The Constitutional Court today ruled that the government has one year to legalise gay marriage in South Africa. The court has upheld the Supreme Court of Appeal’s November 2004 judgement, in the case of Marie Fourie and Cecilia Bonthuys, that barring same-sex marriage is unconstitutional.
In the ruling at Constitution Hill in Johannesburg, Justice Albie Sachs announced that “The common law definition of marriage is declared to be inconsistent with the constitution and invalid to the extent that it does not permit same-sex couples to enjoy the status and benefits it accords heterosexual couples.”
While the historic judgement was welcomed by lesbians and gays, some community leaders were puzzled as to why the court decided to grant parliament one year to change the Marriage Act. If this is not done within one year by the legislature, the ruling stipulates that the Marriage Act will automatically be rewritten to include the words “or spouse” to allow for same-sex marriage.

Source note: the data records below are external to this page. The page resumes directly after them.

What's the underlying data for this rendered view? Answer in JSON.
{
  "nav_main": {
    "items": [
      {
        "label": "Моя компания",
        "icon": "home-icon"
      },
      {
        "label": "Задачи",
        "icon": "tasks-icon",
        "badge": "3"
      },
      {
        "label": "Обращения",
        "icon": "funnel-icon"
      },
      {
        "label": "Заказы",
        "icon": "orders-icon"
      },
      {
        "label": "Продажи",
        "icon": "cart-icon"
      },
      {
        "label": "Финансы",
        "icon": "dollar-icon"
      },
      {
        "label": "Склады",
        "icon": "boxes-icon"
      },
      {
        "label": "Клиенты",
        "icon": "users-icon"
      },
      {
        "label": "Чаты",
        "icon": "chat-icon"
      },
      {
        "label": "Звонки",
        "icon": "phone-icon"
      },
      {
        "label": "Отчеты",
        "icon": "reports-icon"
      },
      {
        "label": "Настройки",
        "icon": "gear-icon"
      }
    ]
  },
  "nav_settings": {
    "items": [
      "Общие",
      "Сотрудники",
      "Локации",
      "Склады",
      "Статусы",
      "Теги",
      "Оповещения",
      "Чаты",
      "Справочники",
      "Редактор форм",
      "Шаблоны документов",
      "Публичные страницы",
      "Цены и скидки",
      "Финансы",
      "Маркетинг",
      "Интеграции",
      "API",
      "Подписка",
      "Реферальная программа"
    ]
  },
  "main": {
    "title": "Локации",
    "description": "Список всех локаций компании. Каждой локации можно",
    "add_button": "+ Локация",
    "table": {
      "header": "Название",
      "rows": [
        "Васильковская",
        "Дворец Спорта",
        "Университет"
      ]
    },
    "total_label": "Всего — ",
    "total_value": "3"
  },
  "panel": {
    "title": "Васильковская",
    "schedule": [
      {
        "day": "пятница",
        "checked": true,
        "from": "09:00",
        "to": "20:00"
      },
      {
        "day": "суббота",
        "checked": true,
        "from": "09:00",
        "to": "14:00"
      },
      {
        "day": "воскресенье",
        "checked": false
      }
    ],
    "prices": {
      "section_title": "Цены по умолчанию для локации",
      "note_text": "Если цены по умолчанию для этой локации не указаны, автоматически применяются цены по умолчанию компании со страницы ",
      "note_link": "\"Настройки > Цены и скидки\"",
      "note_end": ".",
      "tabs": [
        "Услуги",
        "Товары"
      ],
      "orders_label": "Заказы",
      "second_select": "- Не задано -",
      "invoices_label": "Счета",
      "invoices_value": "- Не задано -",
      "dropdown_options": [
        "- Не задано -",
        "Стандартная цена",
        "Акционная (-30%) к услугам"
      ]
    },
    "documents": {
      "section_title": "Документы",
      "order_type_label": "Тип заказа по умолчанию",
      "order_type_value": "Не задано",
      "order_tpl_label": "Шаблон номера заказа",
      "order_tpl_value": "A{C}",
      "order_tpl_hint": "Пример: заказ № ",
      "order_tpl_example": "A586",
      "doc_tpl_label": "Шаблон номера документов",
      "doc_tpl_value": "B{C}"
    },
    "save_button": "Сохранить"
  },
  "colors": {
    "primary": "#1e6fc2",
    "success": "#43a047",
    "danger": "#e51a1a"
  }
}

While the justices were unanimous that same sex marriages should be allowed, Judge Kate O’Regan offered a dissenting view, believing that gay couples should be allowed to marry immediately. Bizarrely, the court also ruled that marriage officers could refuse to marry a same sex couple if it went against their conscience.

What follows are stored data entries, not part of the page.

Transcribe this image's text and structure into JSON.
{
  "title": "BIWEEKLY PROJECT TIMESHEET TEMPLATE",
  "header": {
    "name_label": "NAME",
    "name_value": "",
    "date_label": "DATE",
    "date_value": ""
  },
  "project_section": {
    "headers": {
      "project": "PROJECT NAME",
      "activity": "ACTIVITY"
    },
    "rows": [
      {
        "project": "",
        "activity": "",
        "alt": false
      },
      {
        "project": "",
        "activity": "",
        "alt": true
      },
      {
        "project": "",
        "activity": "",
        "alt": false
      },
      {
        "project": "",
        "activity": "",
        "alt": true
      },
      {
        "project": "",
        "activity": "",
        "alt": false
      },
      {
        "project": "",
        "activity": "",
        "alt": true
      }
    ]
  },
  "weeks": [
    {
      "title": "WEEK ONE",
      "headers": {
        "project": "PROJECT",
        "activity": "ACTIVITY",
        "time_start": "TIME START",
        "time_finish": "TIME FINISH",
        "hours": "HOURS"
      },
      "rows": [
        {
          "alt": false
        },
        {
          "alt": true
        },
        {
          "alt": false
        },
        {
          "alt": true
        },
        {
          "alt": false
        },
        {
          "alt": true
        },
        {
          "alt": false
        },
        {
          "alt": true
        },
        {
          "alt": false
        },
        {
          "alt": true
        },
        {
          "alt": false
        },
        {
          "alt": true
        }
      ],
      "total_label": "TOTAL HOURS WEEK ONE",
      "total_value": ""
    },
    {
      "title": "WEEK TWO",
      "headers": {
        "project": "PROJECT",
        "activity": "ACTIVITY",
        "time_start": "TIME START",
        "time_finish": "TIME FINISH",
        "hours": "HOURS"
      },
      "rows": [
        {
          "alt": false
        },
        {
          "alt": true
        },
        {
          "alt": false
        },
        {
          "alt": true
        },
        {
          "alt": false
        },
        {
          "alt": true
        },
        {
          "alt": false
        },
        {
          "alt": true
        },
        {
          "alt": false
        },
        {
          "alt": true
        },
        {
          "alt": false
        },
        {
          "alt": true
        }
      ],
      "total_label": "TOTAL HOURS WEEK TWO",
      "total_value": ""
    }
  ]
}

Predictably, the ACDP (African Christian Democratic Party) has expressed its “disappointment” at today’s Constitutional Court judgment. Reverend Kenneth Meshoe, the president of the ACDP, said in a statement that “the ANC must take the blame for the moral degeneration of the country and break-down of the family [for having agreed to include “sexual orientation” into the constitution’s equality clause]”.
The ACDP and other organisations, such as Doctors for Life, opposing same sex-marriage now see the one year waiting period as a window of opportunity to somehow scupper or soften the judgement in Parliament. The ACDP has already called on the government to consider a constitutional amendment to preserve “the traditional concept of marriage”.
Thuli Madi, Director of Behind The Mask, was unsure about the ruling; “This is victory. I just don’t understand the need to wait twelve months for the Legislature. However, we still need to address hate crime issues. It’s one thing to be able to marry, but if we still live in fear, then we still have massive problems.”
Other countries that have legalised same sex marriage or allow for some form of same-sex civil unions include the Netherlands, Belgium, Denmark, France, Iceland, Norway and Sweden. Soutrh Africa is the first to do so on the African continent.